As we begin the new millennium, the pursuit of employees with good work ethics seems more critical than ever before. With the success and explosion of “DOT COM” companies, also comes the need for talented employees to work in a fast-paced and demanding environment. One question frequently asked on interviews today, targeted to determine the level of an individual’s work ethics is – “How do you feel about working overtime?”
Overtime, a word that may conjure up feelings of despair for many, is a word that is a way of life for others today. Gone are the days of the “9 to 5” job in any technology driven company – today “24X7” (24 hours per day, 7 days per week) seems to be the mindset at Internet companies. Last year, an article in USA Today described the young professionals that made millions working for Internet start-ups after the IPO. The question raised in the article was “Are you willing to work 80 hour work weeks for the big pay-off?”

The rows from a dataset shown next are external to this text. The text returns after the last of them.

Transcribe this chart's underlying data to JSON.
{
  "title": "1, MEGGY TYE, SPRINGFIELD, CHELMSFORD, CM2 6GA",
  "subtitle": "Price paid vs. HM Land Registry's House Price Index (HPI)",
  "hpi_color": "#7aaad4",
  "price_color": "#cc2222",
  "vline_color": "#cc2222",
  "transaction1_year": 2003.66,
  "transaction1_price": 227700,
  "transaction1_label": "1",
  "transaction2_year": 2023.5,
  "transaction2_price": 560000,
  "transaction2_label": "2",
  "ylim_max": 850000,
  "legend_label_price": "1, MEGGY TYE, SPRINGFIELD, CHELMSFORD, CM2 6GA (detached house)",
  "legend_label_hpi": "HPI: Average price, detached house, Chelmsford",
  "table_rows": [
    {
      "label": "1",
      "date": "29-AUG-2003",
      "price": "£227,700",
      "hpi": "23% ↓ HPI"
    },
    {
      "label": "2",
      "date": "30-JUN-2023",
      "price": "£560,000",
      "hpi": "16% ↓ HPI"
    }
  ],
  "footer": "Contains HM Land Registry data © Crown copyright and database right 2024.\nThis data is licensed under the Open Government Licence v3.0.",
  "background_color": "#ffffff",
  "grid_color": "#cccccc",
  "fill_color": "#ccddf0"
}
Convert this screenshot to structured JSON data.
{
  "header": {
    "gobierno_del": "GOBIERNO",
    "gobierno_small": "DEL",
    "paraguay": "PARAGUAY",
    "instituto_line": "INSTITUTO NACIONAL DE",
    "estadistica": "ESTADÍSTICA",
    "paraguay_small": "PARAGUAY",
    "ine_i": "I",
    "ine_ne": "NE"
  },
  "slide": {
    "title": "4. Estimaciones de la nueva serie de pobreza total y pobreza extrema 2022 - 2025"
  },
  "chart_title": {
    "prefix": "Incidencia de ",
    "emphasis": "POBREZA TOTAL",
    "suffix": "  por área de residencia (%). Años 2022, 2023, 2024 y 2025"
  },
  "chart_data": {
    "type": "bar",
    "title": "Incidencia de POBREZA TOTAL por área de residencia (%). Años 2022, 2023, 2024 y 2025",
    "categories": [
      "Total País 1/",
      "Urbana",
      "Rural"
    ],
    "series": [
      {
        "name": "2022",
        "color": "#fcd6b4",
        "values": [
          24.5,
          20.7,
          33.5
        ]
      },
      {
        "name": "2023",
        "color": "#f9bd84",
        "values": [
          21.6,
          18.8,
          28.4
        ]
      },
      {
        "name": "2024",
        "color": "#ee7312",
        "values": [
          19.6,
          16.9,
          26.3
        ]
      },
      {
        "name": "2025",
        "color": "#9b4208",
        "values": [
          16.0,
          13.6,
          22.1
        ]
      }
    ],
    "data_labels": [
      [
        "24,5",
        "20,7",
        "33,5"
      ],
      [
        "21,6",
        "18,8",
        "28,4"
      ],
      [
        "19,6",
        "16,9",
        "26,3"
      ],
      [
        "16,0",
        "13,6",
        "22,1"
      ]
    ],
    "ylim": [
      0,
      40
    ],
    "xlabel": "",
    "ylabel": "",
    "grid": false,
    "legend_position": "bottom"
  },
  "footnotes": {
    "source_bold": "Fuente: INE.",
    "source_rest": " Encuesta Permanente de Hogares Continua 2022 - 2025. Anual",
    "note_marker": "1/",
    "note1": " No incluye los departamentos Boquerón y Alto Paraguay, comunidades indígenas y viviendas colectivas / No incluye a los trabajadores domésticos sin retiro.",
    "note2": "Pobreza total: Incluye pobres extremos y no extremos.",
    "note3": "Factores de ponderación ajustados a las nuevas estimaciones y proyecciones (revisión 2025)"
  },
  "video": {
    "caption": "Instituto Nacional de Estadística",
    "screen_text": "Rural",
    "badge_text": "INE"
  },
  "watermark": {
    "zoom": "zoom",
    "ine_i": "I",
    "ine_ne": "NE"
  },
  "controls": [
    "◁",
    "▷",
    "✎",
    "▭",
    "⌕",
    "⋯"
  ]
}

So does work ethics mean you have to work at a company where you work outrageous overtime on a regular basis . . . absolutely not. Work ethics means you are willing to work overtime when the company needs you to be there for them. For some companies, such as emerging “DOT COM” companies, it could be 60+ hour weeks. For other companies, it could be forty-five hour work weeks.
Work ethics translates into an attitude about work. In a recent meeting with an executive at a multi-billion dollar external service provider, a director interviewed, listed the key traits for an information technology project manager position as “Let’s start with finding people who really want to work and appreciate work.” Having good work ethics means you value the opportunity to work . . . it is an attitude. For the over thirteen million working age Americans with disabilities unemployed in the United States today, the ability to work really means freedom and independence in this country. For those people, their attitude towards work is that being able to work is a treasure.
When employers promote an individual, they list work ethics as a key issue in their selection process. Ina Lavin, Director of Human Resources for Be Free, Inc. stated “Good work ethics is an expectation of our managers. If you do not have good work ethics, you will not be successful.”
If you are not moving up in the company, ask yourself the following questions about your attitude towards work. If your career is really important to you, it may be time to do an honest self-evaluation.
- Do you have a positive attitude about your job and the company you work for on a daily basis? It is really hard for an employer to believe you exude strong work ethics, if you do not project how much you love your job and the company. If you are grumbling, complaining or part of the “whiner’s club” at work, you will never convince your boss that you have good work ethics, or that you should be promoted.
- Do you have a high-level of energy at work? To be appointed to manage a large project, you need to make the boss believe you can handle it easily. This is where a healthy lifestyle is critical, with proper rest, nutrition and exercise all-important to your success. Burning the candles at both ends will burn you out.
- Do you do your job right the first time? This question really comes back to attitude about your job. If you do your job in a haphazard fashion, you really display a poor attitude about work. In addition, this situation causes a real productivity problem for your company. If you do it wrong the first time, you will be doing it over and over until you get it right.
- Are you willing to work overtime when the company needs you? The employer today needs employees who will be there for them when it counts. In information technology, you will most likely work overtime if you are part of a start-up company or if you are working on a project implementation. In many cases, many high-paying positions do require overtime. This is not an unusual way of life in IT, as well as in many white-collar positions today. If your company needs you and you are not willing to put the time in, you should not wonder why you are always passed over at promotions.
- Do you realize how visible “work ethics” are in a small company, or in a team? Paula Ballog, CFO at Bender Consulting Services, Inc. said, “Good work ethics are critical in hiring any employee for any small company in the United States today.”
It is amazing how quickly people forget how visible they are in a small company, where every employee must handle multiple tasks. Even in a large corporation, in a team environment, the team player that does not put in their share is quickly labeled as “lazy”. Pittsburgh is a town that lives on reputations, and you do not ever want that label. Remember there are millions of people who would give anything to have what you possess today – employment. Good work ethics means pride in your work. Employment is a treasure you never want to lose.